再見我兒達達
太皮
達達已離開幾天了,最初獨處時那巨大傷感已有所緩和,卻仍未完全平復,畢竟,與他朝夕共處十二年。他那震耳欲聾的吠叫和充滿活力的跳躍,那靈性的眼神和佻皮的情態,那溫馴又機靈的性格,仍充斥於家裡和我心裡的每個角落。
元旦日,在寵物善終中心內,在達達火化之前,我與他最後共處。看着我視若兒子的愛犬已沒有生命力的軀體,眼淚止不住流。都已經中年了,仍如此軟弱。這當中,有想念,有不捨,有自責。達達已十三歲,仍十分健康,曾出現的狀況也只是史納莎常見的皮膚病而已。以前,獸醫說要幫他洗牙,我和妻子死活不同意,怕麻醉藥令他一睡不起。

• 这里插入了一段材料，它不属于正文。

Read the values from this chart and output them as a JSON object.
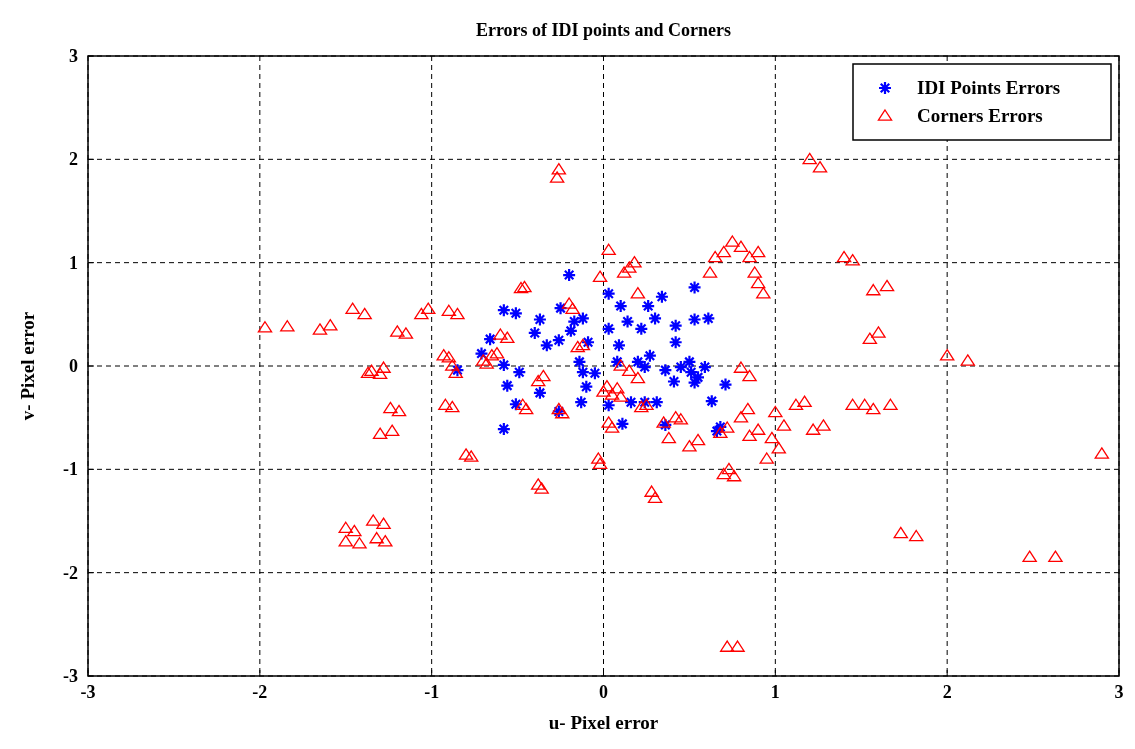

也許,家裡有新成員,我們已不像以前般着緊他,也許,對他的生命力太有信心。正如我在臉書上所說,他耳朵接連出現血腫須要治理,第一次動手術我們還猶豫過,第二次,儘管換了醫生,基於首次的成功經驗,我竟丢下對麻醉藥的戒心,二話不說就同意了,間接將他送上黃泉。達達冰冷的屍體,只換來診所“麻醉藥敏感”和“第一次手術只是幸運”的鬼話。

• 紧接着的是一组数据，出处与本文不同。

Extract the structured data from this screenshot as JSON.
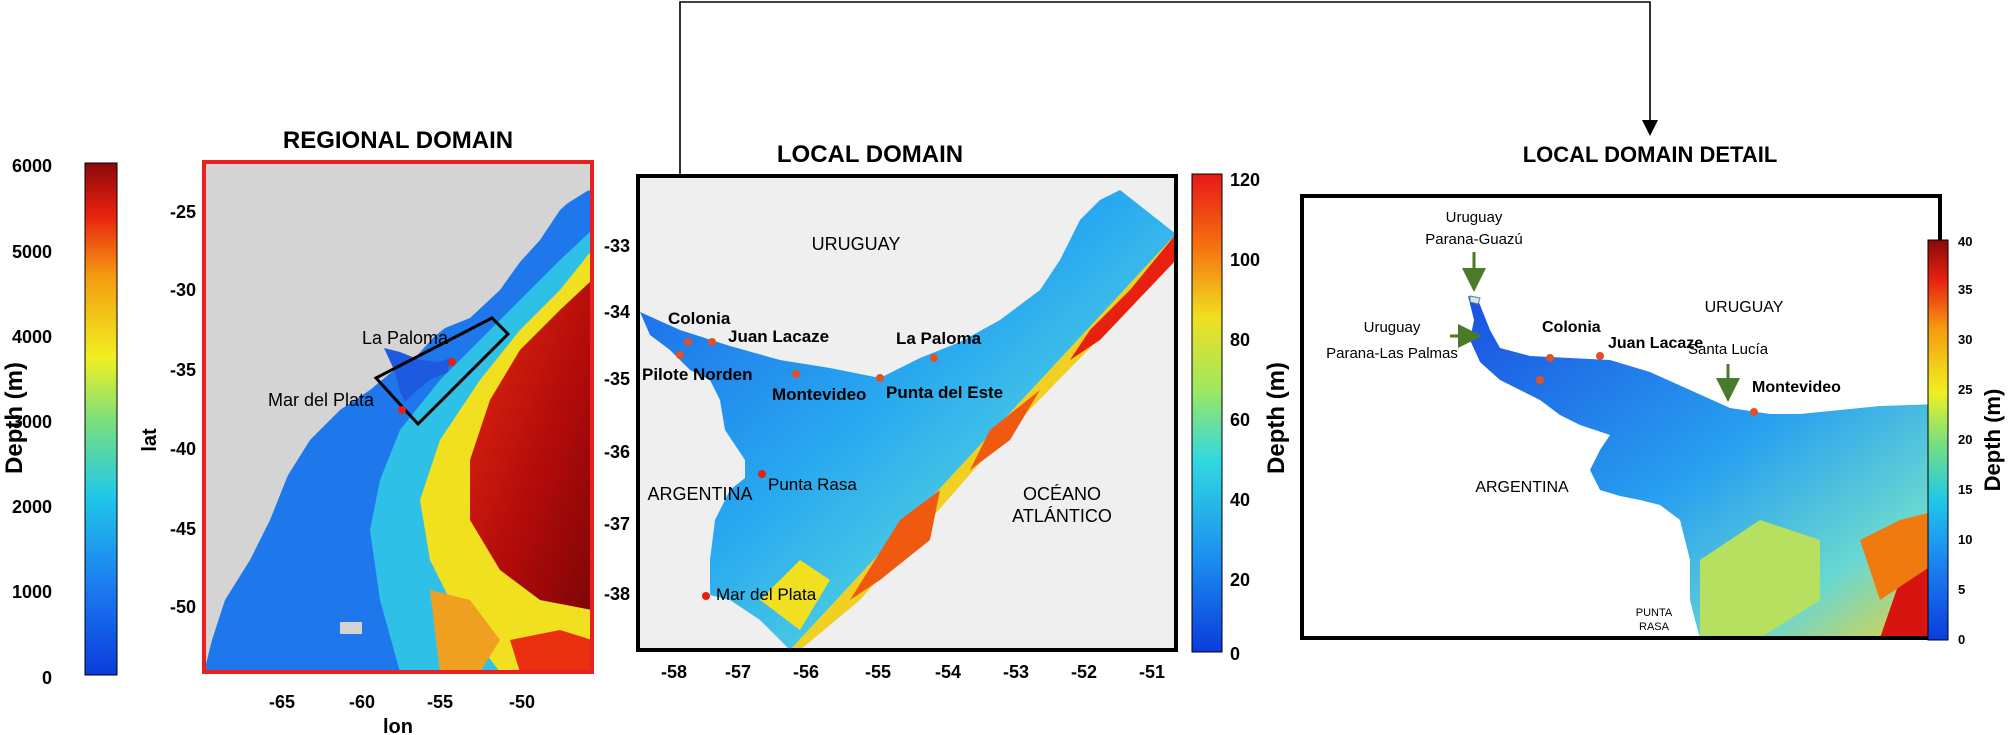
{
  "regional": {
    "title": "REGIONAL DOMAIN",
    "colorbar": {
      "label": "Depth (m)",
      "ticks": [
        "0",
        "1000",
        "2000",
        "3000",
        "4000",
        "5000",
        "6000"
      ]
    },
    "x_label": "lon",
    "y_label": "lat",
    "x_ticks": [
      "-65",
      "-60",
      "-55",
      "-50"
    ],
    "y_ticks": [
      "-25",
      "-30",
      "-35",
      "-40",
      "-45",
      "-50"
    ],
    "places": [
      "La Paloma",
      "Mar del Plata"
    ]
  },
  "local": {
    "title": "LOCAL DOMAIN",
    "colorbar": {
      "label": "Depth (m)",
      "ticks": [
        "0",
        "20",
        "40",
        "60",
        "80",
        "100",
        "120"
      ]
    },
    "x_ticks": [
      "-58",
      "-57",
      "-56",
      "-55",
      "-54",
      "-53",
      "-52",
      "-51"
    ],
    "y_ticks": [
      "-33",
      "-34",
      "-35",
      "-36",
      "-37",
      "-38"
    ],
    "regions": [
      "URUGUAY",
      "ARGENTINA",
      "OCÉANO",
      "ATLÁNTICO"
    ],
    "places": [
      "Colonia",
      "Juan Lacaze",
      "La Paloma",
      "Pilote Norden",
      "Montevideo",
      "Punta del Este",
      "Punta Rasa",
      "Mar del Plata"
    ]
  },
  "detail": {
    "title": "LOCAL DOMAIN DETAIL",
    "colorbar": {
      "label": "Depth (m)",
      "ticks": [
        "0",
        "5",
        "10",
        "15",
        "20",
        "25",
        "30",
        "35",
        "40"
      ]
    },
    "regions": [
      "URUGUAY",
      "ARGENTINA",
      "PUNTA",
      "RASA"
    ],
    "annotations": [
      "Uruguay",
      "Parana-Guazú",
      "Uruguay",
      "Parana-Las Palmas",
      "Santa Lucía"
    ],
    "places": [
      "Colonia",
      "Juan Lacaze",
      "Montevideo"
    ]
  },
  "colors": {
    "regional_frame": "#e8201e",
    "arrow_green": "#4a7a2a",
    "site_marker": "#e0502a"
  }
}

雖然已經接受他離開的事實,卻仍十分不捨。住所門旁的牆壁有一片深約一吋的抓痕,是這些年來他對主人思念的體現。每一天,由他聽到電梯提示聲響,到我們拉開鐵閘打開木門,他都會按捺不住即將見到主人的興奮而用力抓劃,一天一天積累而成。那片抓痕,也許會存在下去吧!

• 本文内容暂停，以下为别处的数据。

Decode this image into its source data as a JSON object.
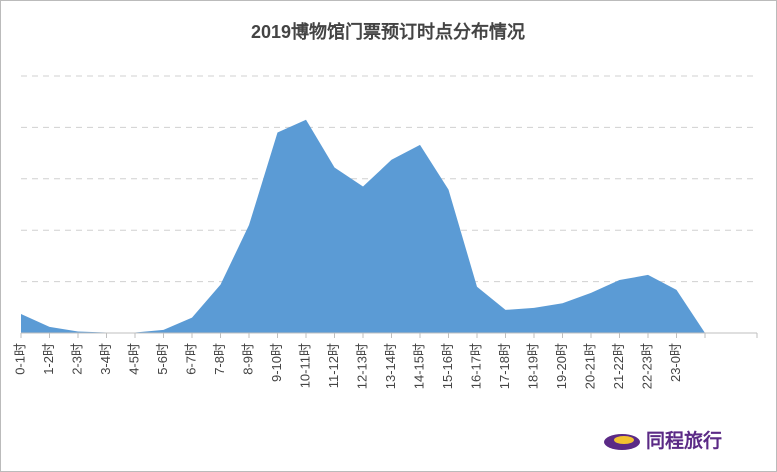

一周前,我做夢也想不到,二○二一年的第一篇文章會寫這個題目,有很多話想對達達說,現在卻寫不出來了。達達是我有生之年中情感互動最好的寵物。這幾天我腦海內一直出現宗教主題電影《天堂小屋》(The Shack),特意重看一次,雖無宗教信仰,卻也提醒我不要沉浸於悲傷中,要學會放下。在天堂上,達達應該在快活地奔跑着吧?我相信他一定正在追咬那比他早離世的老狗阿B呢!